When unpacking, if the length specifier is greater than one, then an
array of that length will be returned. In addition, trailing
whitespace and null characters are stripped when unpacking an object
given by the S
specifier. Here are a few examples:
(x,y) = unpack ("cc", "AB"); % ==> x = 'A', y = 'B'
x = unpack ("c2", "AB"); % ==> x = ['A', 'B']
x = unpack ("x<H", "\0\xAB\xCD"); % ==> x = 0xCDABuh
x = unpack ("xxs4", "a b c\0d e f"); % ==> x = "b c\0"
x = unpack ("xxS4", "a b c\0d e f"); % ==> x = "b c"
Consider the task of reading the Unix system file
/var/log/utmp
, which contains login records about who logged
onto the system. This file format is documented in section 5 of the
online Unix man pages, and consists of a sequence of entries
formatted according to the C structure utmp
defined in the
utmp.h
C header file. The actual details of the structure
may vary from one version of Unix to the other. For the purposes of
this example, consider its definition under the Linux operating
system running on an Intel 32 bit processor:
struct utmp {
short ut_type; /* type of login */
pid_t ut_pid; /* pid of process */
char ut_line[12]; /* device name of tty - "/dev/" */
char ut_id[2]; /* init id or abbrev. ttyname */
time_t ut_time; /* login time */
char ut_user[8]; /* user name */
char ut_host[16]; /* host name for remote login */
long ut_addr; /* IP addr of remote host */
};
On this system, pid_t
is defined to be an int
and
time_t
is a long
. Hence, a format specifier for the
pack
and unpack
functions is easily constructed to be:
"h i S12 S2 l S8 S16 l"
However, this particular definition is naive because it does not
allow for structure padding performed by the C compiler in order to
align the data types on suitable word boundaries. Fortunately, the
intrinsic function pad_pack_format
may be used to modify a
format by adding the correct amount of padding in the right places.
In fact, pad_pack_format
applied to the above format on an
Intel-based Linux system produces the result:
"h x2 i S12 S2 x2 l S8 S16 l"
Here we see that 4 bytes of padding were added.

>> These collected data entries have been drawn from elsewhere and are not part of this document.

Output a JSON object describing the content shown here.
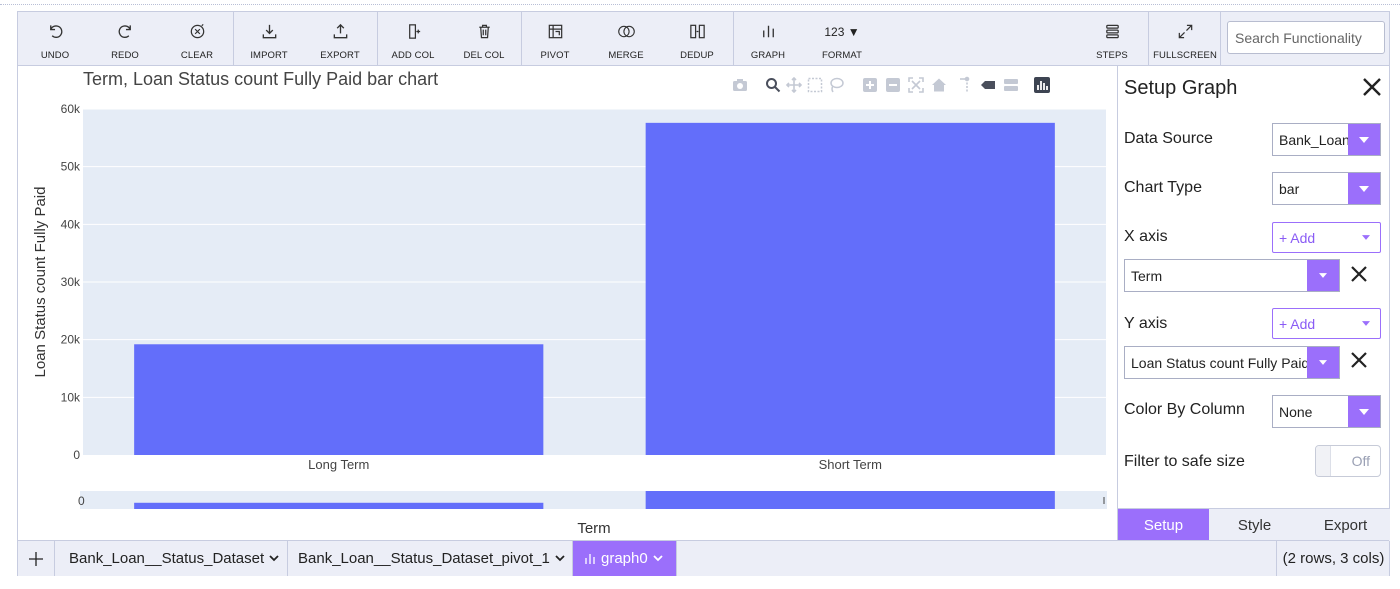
{
  "toolbar": {
    "undo": "UNDO",
    "redo": "REDO",
    "clear": "CLEAR",
    "import": "IMPORT",
    "export": "EXPORT",
    "add_col": "ADD COL",
    "del_col": "DEL COL",
    "pivot": "PIVOT",
    "merge": "MERGE",
    "dedup": "DEDUP",
    "graph": "GRAPH",
    "format_icon": "123 ▼",
    "format": "FORMAT",
    "steps": "STEPS",
    "fullscreen": "FULLSCREEN",
    "search_placeholder": "Search Functionality"
  },
  "chart_data": {
    "type": "bar",
    "title": "Term, Loan Status count Fully Paid bar chart",
    "xlabel": "Term",
    "ylabel": "Loan Status count Fully Paid",
    "categories": [
      "Long Term",
      "Short Term"
    ],
    "values": [
      19200,
      57600
    ],
    "ylim": [
      0,
      60000
    ],
    "yticks": [
      0,
      10000,
      20000,
      30000,
      40000,
      50000,
      60000
    ],
    "ytick_labels": [
      "0",
      "10k",
      "20k",
      "30k",
      "40k",
      "50k",
      "60k"
    ],
    "bar_color": "#636efa",
    "plot_bg": "#e5ecf6",
    "rangeslider": true,
    "rangeslider_tick": "0"
  },
  "setup_panel": {
    "title": "Setup Graph",
    "data_source_label": "Data Source",
    "data_source_value": "Bank_Loan",
    "chart_type_label": "Chart Type",
    "chart_type_value": "bar",
    "x_axis_label": "X axis",
    "x_axis_add": "+ Add",
    "x_axis_value": "Term",
    "y_axis_label": "Y axis",
    "y_axis_add": "+ Add",
    "y_axis_value": "Loan Status count Fully Paid",
    "color_by_label": "Color By Column",
    "color_by_value": "None",
    "filter_label": "Filter to safe size",
    "filter_toggle": "Off",
    "tabs": [
      "Setup",
      "Style",
      "Export"
    ]
  },
  "bottom_bar": {
    "tabs": [
      "Bank_Loan__Status_Dataset",
      "Bank_Loan__Status_Dataset_pivot_1",
      "graph0"
    ],
    "status": "(2 rows, 3 cols)"
  },
  "colors": {
    "accent": "#9b6ffb",
    "toolbar_bg": "#eceef7",
    "bar": "#636efa"
  }
}
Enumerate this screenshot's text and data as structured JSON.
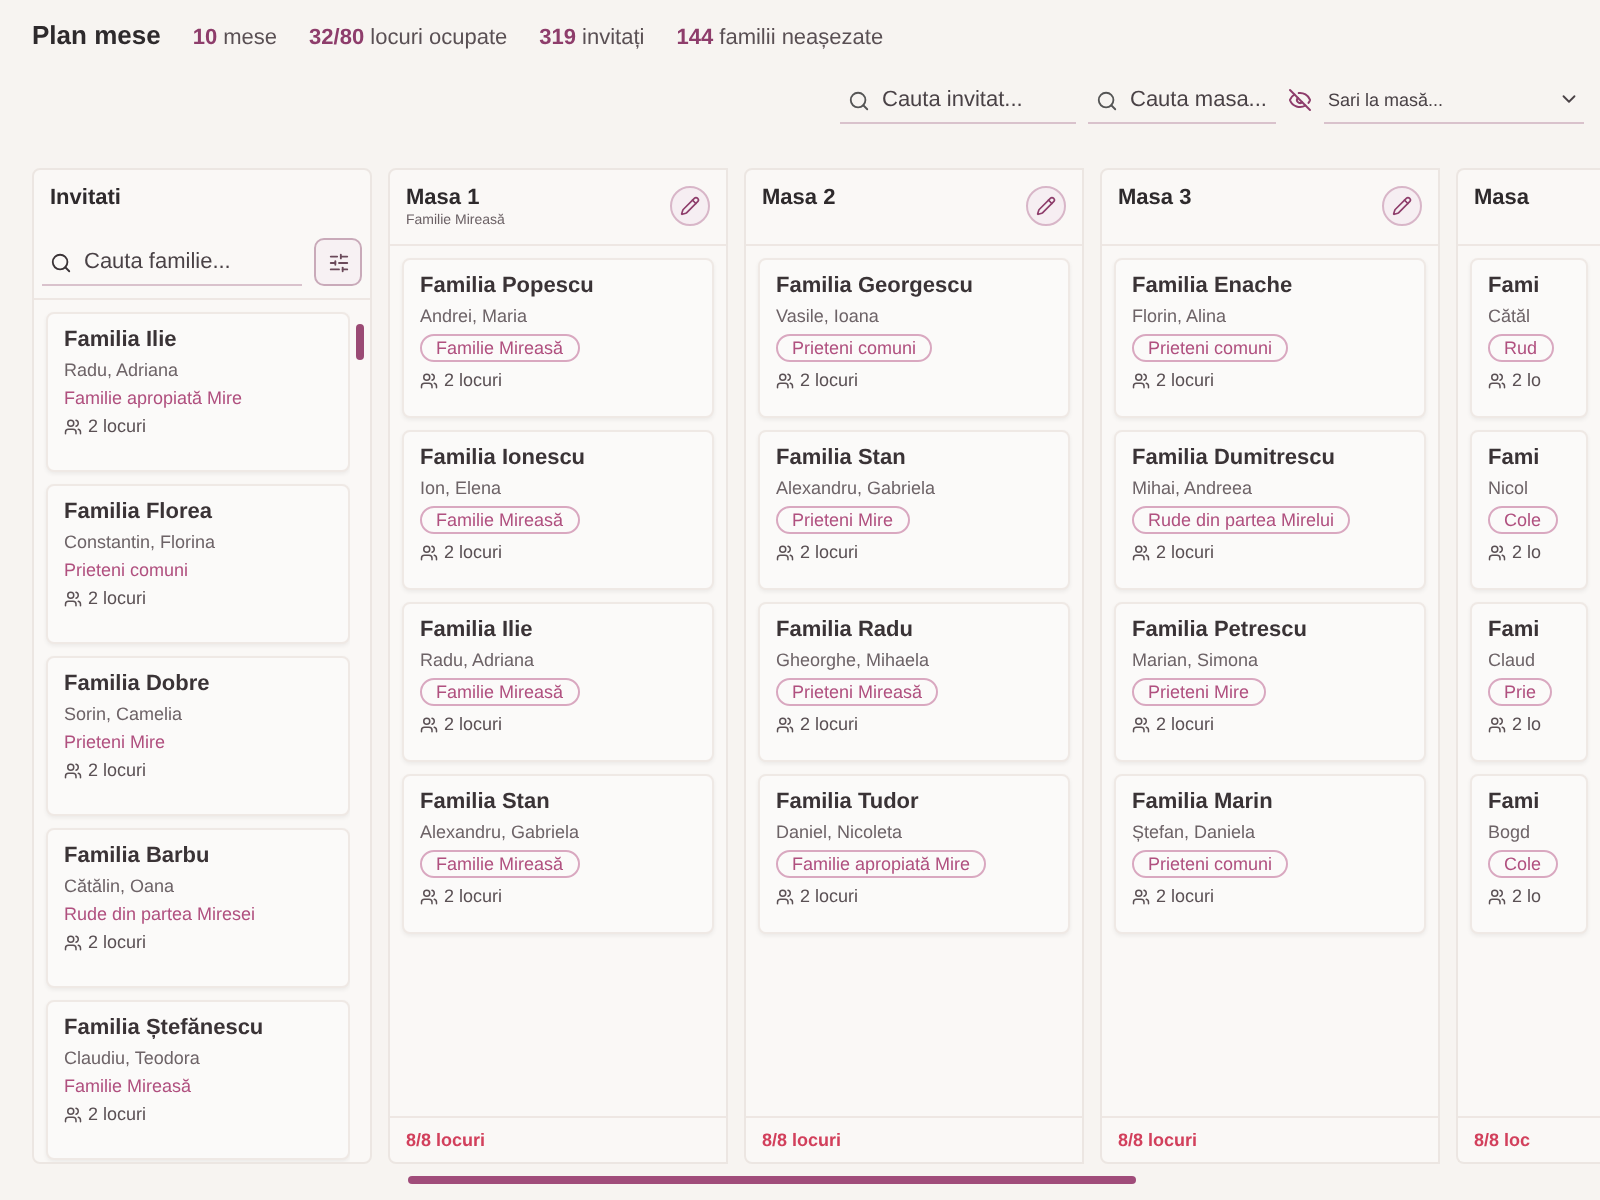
{
  "header": {
    "title": "Plan mese",
    "stats": [
      "**10** mese",
      "**32/80** locuri ocupate",
      "**319** invitați",
      "**144** familii neașezate"
    ]
  },
  "toolbar": {
    "guest_search": {
      "placeholder": "Cauta invitat..."
    },
    "table_search": {
      "placeholder": "Cauta masa..."
    },
    "jump_select": {
      "placeholder": "Sari la masă..."
    }
  },
  "guests_panel": {
    "title": "Invitati",
    "search": {
      "placeholder": "Cauta familie..."
    },
    "families": [
      {
        "name": "Familia Ilie",
        "members": "Radu, Adriana",
        "group": "Familie apropiată Mire",
        "seats": "2 locuri"
      },
      {
        "name": "Familia Florea",
        "members": "Constantin, Florina",
        "group": "Prieteni comuni",
        "seats": "2 locuri"
      },
      {
        "name": "Familia Dobre",
        "members": "Sorin, Camelia",
        "group": "Prieteni Mire",
        "seats": "2 locuri"
      },
      {
        "name": "Familia Barbu",
        "members": "Cătălin, Oana",
        "group": "Rude din partea Miresei",
        "seats": "2 locuri"
      },
      {
        "name": "Familia Ștefănescu",
        "members": "Claudiu, Teodora",
        "group": "Familie Mireasă",
        "seats": "2 locuri"
      }
    ]
  },
  "tables": [
    {
      "title": "Masa 1",
      "subtitle": "Familie Mireasă",
      "occupancy": "8/8 locuri",
      "partial": false,
      "families": [
        {
          "name": "Familia Popescu",
          "members": "Andrei, Maria",
          "group": "Familie Mireasă",
          "seats": "2 locuri"
        },
        {
          "name": "Familia Ionescu",
          "members": "Ion, Elena",
          "group": "Familie Mireasă",
          "seats": "2 locuri"
        },
        {
          "name": "Familia Ilie",
          "members": "Radu, Adriana",
          "group": "Familie Mireasă",
          "seats": "2 locuri"
        },
        {
          "name": "Familia Stan",
          "members": "Alexandru, Gabriela",
          "group": "Familie Mireasă",
          "seats": "2 locuri"
        }
      ]
    },
    {
      "title": "Masa 2",
      "occupancy": "8/8 locuri",
      "partial": false,
      "families": [
        {
          "name": "Familia Georgescu",
          "members": "Vasile, Ioana",
          "group": "Prieteni comuni",
          "seats": "2 locuri"
        },
        {
          "name": "Familia Stan",
          "members": "Alexandru, Gabriela",
          "group": "Prieteni Mire",
          "seats": "2 locuri"
        },
        {
          "name": "Familia Radu",
          "members": "Gheorghe, Mihaela",
          "group": "Prieteni Mireasă",
          "seats": "2 locuri"
        },
        {
          "name": "Familia Tudor",
          "members": "Daniel, Nicoleta",
          "group": "Familie apropiată Mire",
          "seats": "2 locuri"
        }
      ]
    },
    {
      "title": "Masa 3",
      "occupancy": "8/8 locuri",
      "partial": false,
      "families": [
        {
          "name": "Familia Enache",
          "members": "Florin, Alina",
          "group": "Prieteni comuni",
          "seats": "2 locuri"
        },
        {
          "name": "Familia Dumitrescu",
          "members": "Mihai, Andreea",
          "group": "Rude din partea Mirelui",
          "seats": "2 locuri"
        },
        {
          "name": "Familia Petrescu",
          "members": "Marian, Simona",
          "group": "Prieteni Mire",
          "seats": "2 locuri"
        },
        {
          "name": "Familia Marin",
          "members": "Ștefan, Daniela",
          "group": "Prieteni comuni",
          "seats": "2 locuri"
        }
      ]
    },
    {
      "title": "Masa",
      "occupancy": "8/8 loc",
      "partial": true,
      "families": [
        {
          "name": "Fami",
          "members": "Cătăl",
          "group": "Rud",
          "seats": "2 lo"
        },
        {
          "name": "Fami",
          "members": "Nicol",
          "group": "Cole",
          "seats": "2 lo"
        },
        {
          "name": "Fami",
          "members": "Claud",
          "group": "Prie",
          "seats": "2 lo"
        },
        {
          "name": "Fami",
          "members": "Bogd",
          "group": "Cole",
          "seats": "2 lo"
        }
      ]
    }
  ]
}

The other missing piece of information is the size of the structure.
This is useful because we would like to read in one structure at a
time using the fread
function. Knowing the size of the
various data types makes this easy; however it is even easier to use
the sizeof_pack
intrinsic function, which returns the size (in
bytes) of the structure described by the pack format.
So, with all the pieces in place, it is rather straightforward to write the code:
variable format, size, fp, buf;
typedef struct
{
ut_type, ut_pid, ut_line, ut_id,
ut_time, ut_user, ut_host, ut_addr
} UTMP_Type;
format = pad_pack_format ("h i S12 S2 l S8 S16 l");
size = sizeof_pack (format);
define print_utmp (u)
{
() = fprintf (stdout, "%-16s %-12s %-16s %s\n",
u.ut_user, u.ut_line, u.ut_host, ctime (u.ut_time));
}
fp = fopen ("/var/log/utmp", "rb");
if (fp == NULL)
throw OpenError, "Unable to open utmp file";
() = fprintf (stdout, "%-16s %-12s %-16s %s\n",
"USER", "TTY", "FROM", "LOGIN@");
variable U = @UTMP_Type;
while (-1 != fread (&buf, Char_Type, size, fp))
{
set_struct_fields (U, unpack (format, buf));
print_utmp (U);
}
() = fclose (fp);
A few comments about this example are in order. First of all, note
that a new data type called UTMP_Type
was created, although
this was not really necessary. The file was opened in binary mode,
but this too was optional because, for example, on a Unix system
there is no distinction between binary and text modes. The
print_utmp
function does not print all of the structure
fields. Finally, last but not least, the return values from
fprintf
and fclose
were handled by discarding them.